# When will she pass me for the first time? [solution]

Recently, my dad posed the following question here:

My wife and I walk on a circular track, starting at the same point.  She does m laps in the time that it takes me to do n laps.  She walks faster than I do, so m > n.  After how many laps will she catch up with me again?

If you haven’t solved it yet, give it a crack. It’s a fun problem that has surprising depth.

Here’s my solution (in it, I refer to “mom” rather than “my wife” for obvious reasons!):

Since mom’s lap rate is $m$ laps per unit time, and dad’s lap rate is $n$ laps per unit time, in time $t$, mom goes $mt$ laps and dad goes $nt$ laps.

They meet whenever their distance (measured in laps) is separated by an integer number of laps $k$. That is, mom and dad meet when

$mt=nt+k, k\in\mathbb{Z}.$

This happens at time

$t=\frac{k}{m-n}.$

Mom will have gone

$mt=\frac{mk}{m-n}$

laps and dad will have gone

$nt=\frac{nk}{m-n}$

laps when they meet for the $k$th time.

And that’s it!

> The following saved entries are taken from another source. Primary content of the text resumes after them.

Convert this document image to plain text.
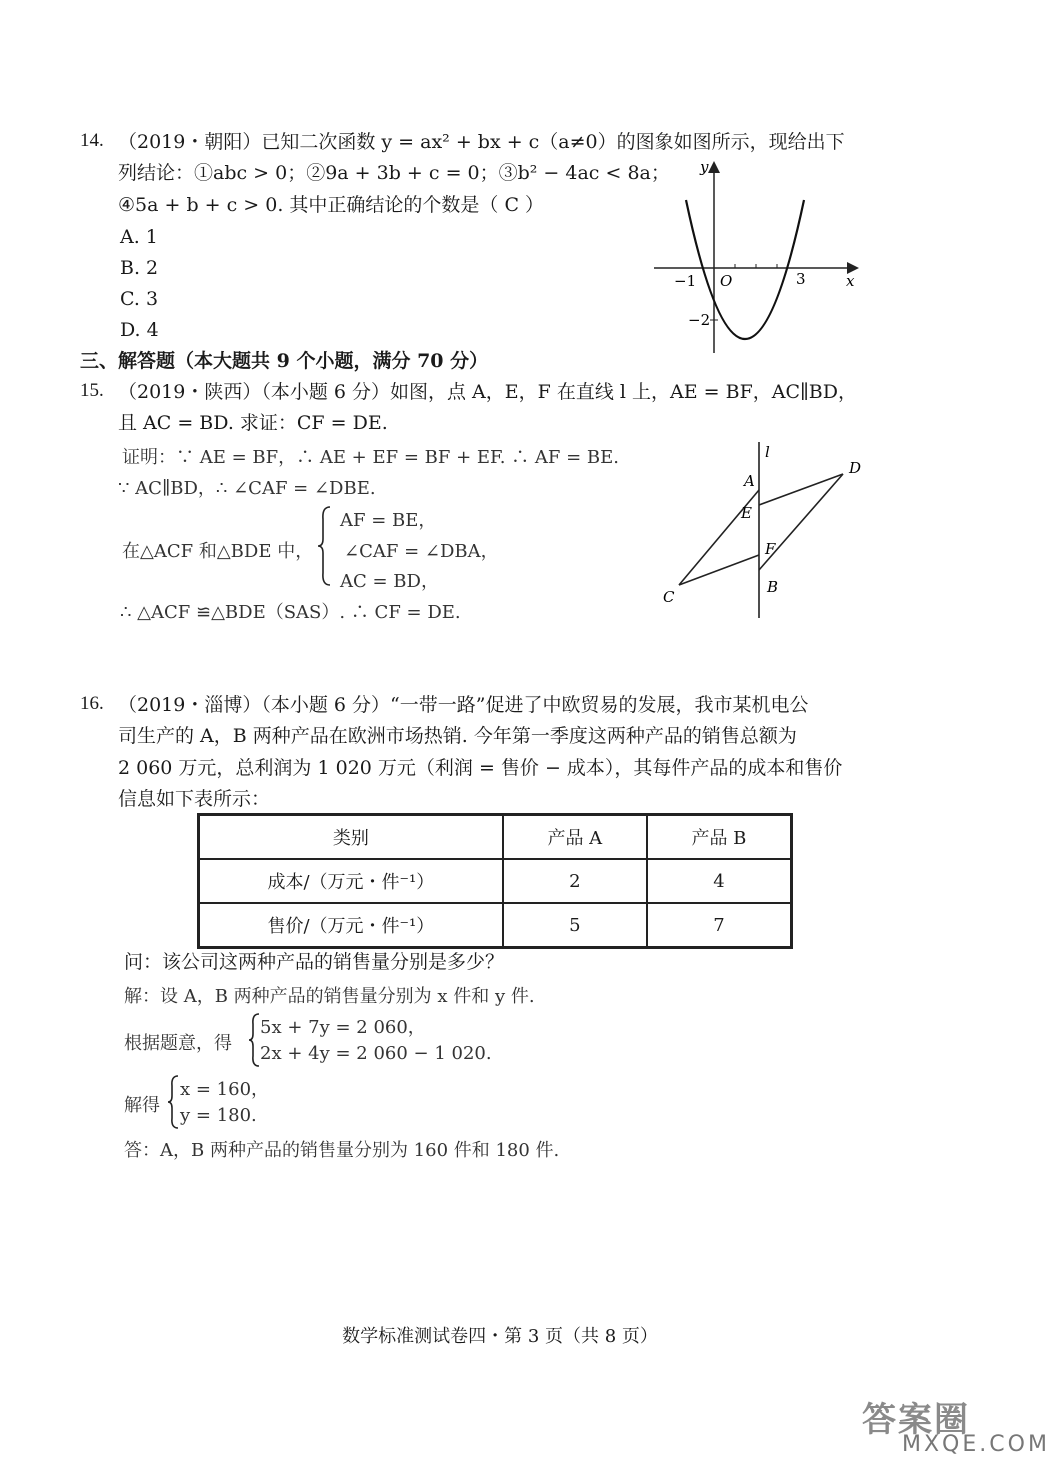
14. （2019・朝阳）已知二次函数 y = ax² + bx + c（a≠0）的图象如图所示，现给出下
列结论：①abc > 0；②9a + 3b + c = 0；③b² − 4ac < 8a；
④5a + b + c > 0. 其中正确结论的个数是（ C ）
A. 1
B. 2
C. 3
D. 4
y
x
O
−1	3
−2
三、解答题（本大题共 9 个小题，满分 70 分）
15. （2019・陕西）（本小题 6 分）如图，点 A，E，F 在直线 l 上，AE = BF，AC∥BD，
且 AC = BD. 求证：CF = DE.
证明：∵ AE = BF，∴ AE + EF = BF + EF. ∴ AF = BE.
∵ AC∥BD，∴ ∠CAF = ∠DBE.
在△ACF 和△BDE 中，
AF = BE，
∠CAF = ∠DBA，
AC = BD，
∴ △ACF ≌△BDE（SAS）. ∴ CF = DE.
l
A
D
E
F
B
C
16. （2019・淄博）（本小题 6 分）“一带一路”促进了中欧贸易的发展，我市某机电公
司生产的 A，B 两种产品在欧洲市场热销. 今年第一季度这两种产品的销售总额为
2 060 万元，总利润为 1 020 万元（利润 = 售价 − 成本），其每件产品的成本和售价
信息如下表所示：
类别	产品 A	产品 B
成本/（万元・件⁻¹）	2	4
售价/（万元・件⁻¹）	5	7
问：该公司这两种产品的销售量分别是多少？
解：设 A，B 两种产品的销售量分别为 x 件和 y 件.
根据题意，得
5x + 7y = 2 060，
2x + 4y = 2 060 − 1 020.
解得
x = 160，
y = 180.
答：A，B 两种产品的销售量分别为 160 件和 180 件.
数学标准测试卷四・第 3 页（共 8 页）
答案圈
MXQE.COM
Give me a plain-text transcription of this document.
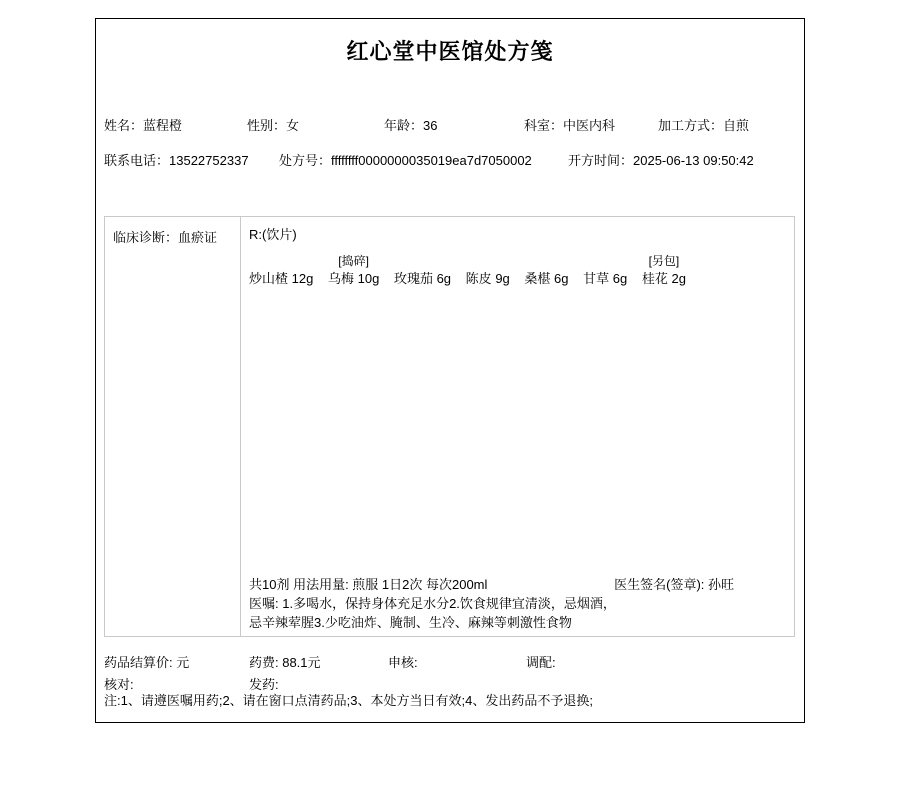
红心堂中医馆处方笺
姓名：蓝程橙	性别：女	年龄：36	科室：中医内科	加工方式：自煎
联系电话：13522752337 处方号：ffffffff0000000035019ea7d7050002	开方时间：2025-06-13 09:50:42
临床诊断：血瘀证	R:(饮片)
炒山楂 12g

[捣碎]
乌梅 10g
玫瑰茄 6g
陈皮 9g
桑椹 6g
甘草 6g

[另包]
桂花 2g
共10剂 用法用量: 煎服 1日2次 每次200ml	医生签名(签章): 孙旺
医嘱: 1.多喝水，保持身体充足水分2.饮食规律宜清淡，忌烟酒，
忌辛辣荤腥3.少吃油炸、腌制、生冷、麻辣等刺激性食物
药品结算价: 元	药费: 88.1元	申核:	调配:
核对:	发药:
注:1、请遵医嘱用药;2、请在窗口点清药品;3、本处方当日有效;4、发出药品不予退换;
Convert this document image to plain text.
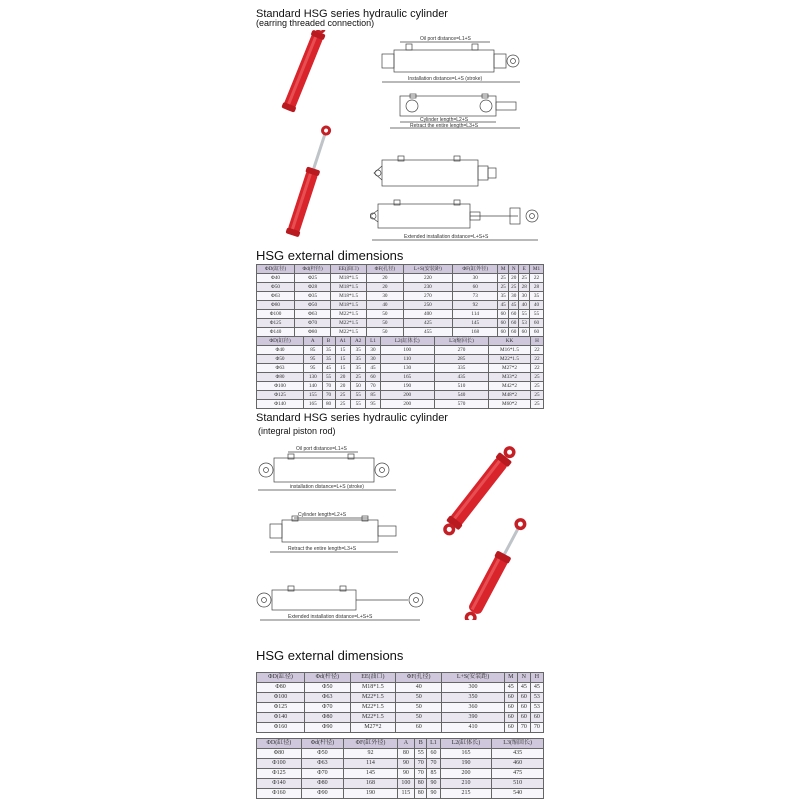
Standard HSG series hydraulic cylinder
(earring threaded connection)
Oil port distance=L1+S
Installation distance=L+S (stroke)
Cylinder length=L2+S
Retract the entire length=L3+S
Extended installation distance=L+S+S
HSG external dimensions
ΦD(缸径)	Φd(杆径)	EE(油口)	ΦF(孔径)	L+S(安装距)	ΦF(缸外径)	M	N	E	M1
Φ40	Φ25	M18*1.5	20	220	30	25	20	25	22
Φ50	Φ28	M18*1.5	20	230	60	25	25	28	28
Φ63	Φ35	M18*1.5	30	270	73	35	30	30	35
Φ80	Φ50	M18*1.5	40	250	92	45	45	40	40
Φ100	Φ63	M22*1.5	50	400	114	60	60	55	55
Φ125	Φ70	M22*1.5	50	425	145	60	60	53	60
Φ140	Φ80	M22*1.5	50	455	168	60	60	60	60
ΦD(缸径)	A	B	A1	A2	L1	L2(缸体长)	L3(缩回长)	KK	H
Φ40	85	35	15	35	30	100	270	M16*1.5	22
Φ50	95	35	15	35	30	110	285	M22*1.5	22
Φ63	95	45	15	35	45	130	335	M27*2	22
Φ80	130	55	20	25	60	165	435	M33*2	25
Φ100	140	70	20	50	70	190	510	M42*2	25
Φ125	155	70	25	55	85	200	540	M48*2	25
Φ140	165	80	25	55	95	200	570	M60*2	25
Standard HSG series hydraulic cylinder
(integral piston rod)
Oil port distance=L1+S
installation distance=L+S (stroke)
Cylinder length=L2+S
Retract the entire length=L3+S
Extended installation distance=L+S+S
HSG external dimensions
ΦD(缸径)	Φd(杆径)	EE(油口)	ΦF(孔径)	L+S(安装距)	M	N	H
Φ80	Φ50	M18*1.5	40	300	45	45	45
Φ100	Φ63	M22*1.5	50	350	60	60	53
Φ125	Φ70	M22*1.5	50	360	60	60	53
Φ140	Φ80	M22*1.5	50	390	60	60	60
Φ160	Φ90	M27*2	60	410	60	70	70
ΦD(缸径)	Φd(杆径)	ΦF(缸外径)	A	B	L1	L2(缸体长)	L3(缩回长)
Φ80	Φ50	92	80	55	60	165	435
Φ100	Φ63	114	90	70	70	190	460
Φ125	Φ70	145	90	70	85	200	475
Φ140	Φ80	168	100	80	90	210	510
Φ160	Φ90	190	115	80	90	215	540
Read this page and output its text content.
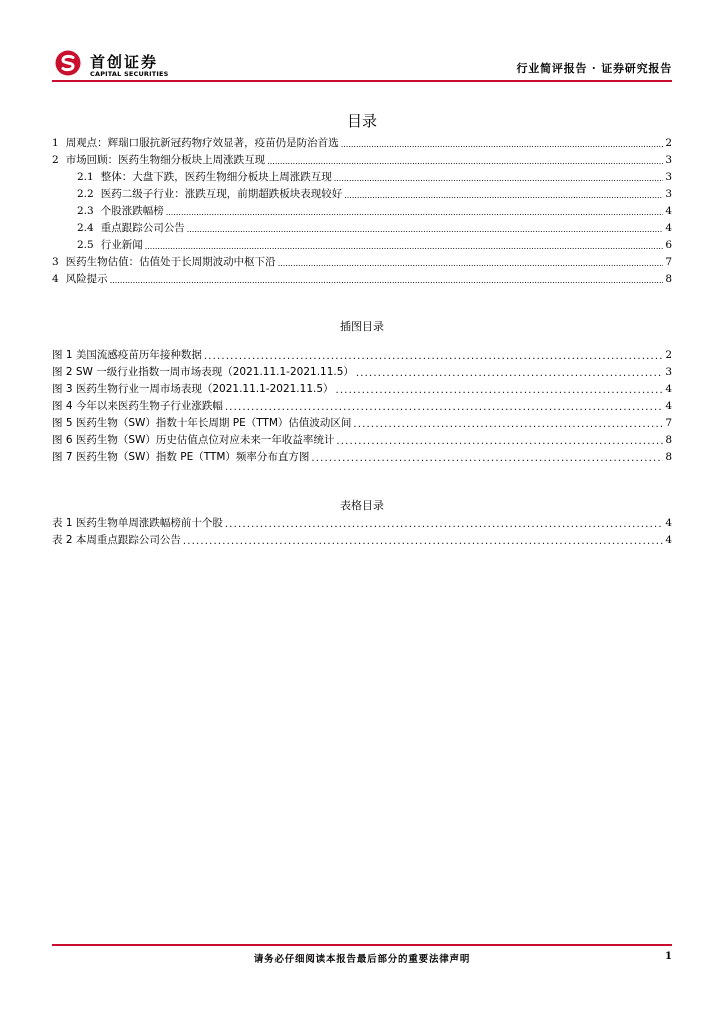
首创证券
CAPITAL SECURITIES	行业简评报告 · 证券研究报告
目录
1 周观点：辉瑞口服抗新冠药物疗效显著，疫苗仍是防治首选 .....	2
2 市场回顾：医药生物细分板块上周涨跌互现 .....	3
2.1 整体：大盘下跌，医药生物细分板块上周涨跌互现 .....	3
2.2 医药二级子行业：涨跌互现，前期超跌板块表现较好 .....	3
2.3 个股涨跌幅榜 .....	4
2.4 重点跟踪公司公告 .....	4
2.5 行业新闻 .....	6
3 医药生物估值：估值处于长周期波动中枢下沿 .....	7
4 风险提示 .....	8
插图目录
图 1 美国流感疫苗历年接种数据 .....	2
图 2 SW 一级行业指数一周市场表现（2021.11.1-2021.11.5） .....	3
图 3 医药生物行业一周市场表现（2021.11.1-2021.11.5） .....	4
图 4 今年以来医药生物子行业涨跌幅 .....	4
图 5 医药生物（SW）指数十年长周期 PE（TTM）估值波动区间 .....	7
图 6 医药生物（SW）历史估值点位对应未来一年收益率统计 .....	8
图 7 医药生物（SW）指数 PE（TTM）频率分布直方图 .....	8
表格目录
表 1 医药生物单周涨跌幅榜前十个股 .....	4
表 2 本周重点跟踪公司公告 .....	4
请务必仔细阅读本报告最后部分的重要法律声明	1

That’s the general solution. This means that:

• At time $t=0$, dad and mom “meet” because they haven’t even started walking at all (they are $k=0$ laps apart).
• At time $t=\frac{1}{m-n}$, dad and mom meet for their first time after having started walking (they are $k=1$ lap apart). This is the answer to the problem as it was originally stated. Mom will have gone $mt=\frac{m}{m-n}$ laps and dad will have gone $nt=\frac{n}{m-n}$ laps when they meet for the first time.
• At time $t=\frac{2}{m-n}$, dad and mom meet for their second time (now $k=2$ laps apart).
• At time $t=\frac{k}{m-n}$, dad and mom meet for their $k$th time.

Here are two examples:

• If mom walks 15 laps in the time it takes dad to walk 10 laps, when they meet up for the first time, mom will have gone $\frac{m}{m-n}=3$ laps and dad will have gone $\frac{n}{m-n}=2$ laps.
• If mom walks 12 laps in the time it takes dad to walk 5 laps, when they meet up for the first time, mom will have gone $\frac{m}{m-n}=1\frac{5}{7}$ laps and dad will have gone $\frac{n}{m-n}=\frac{5}{7}$ laps.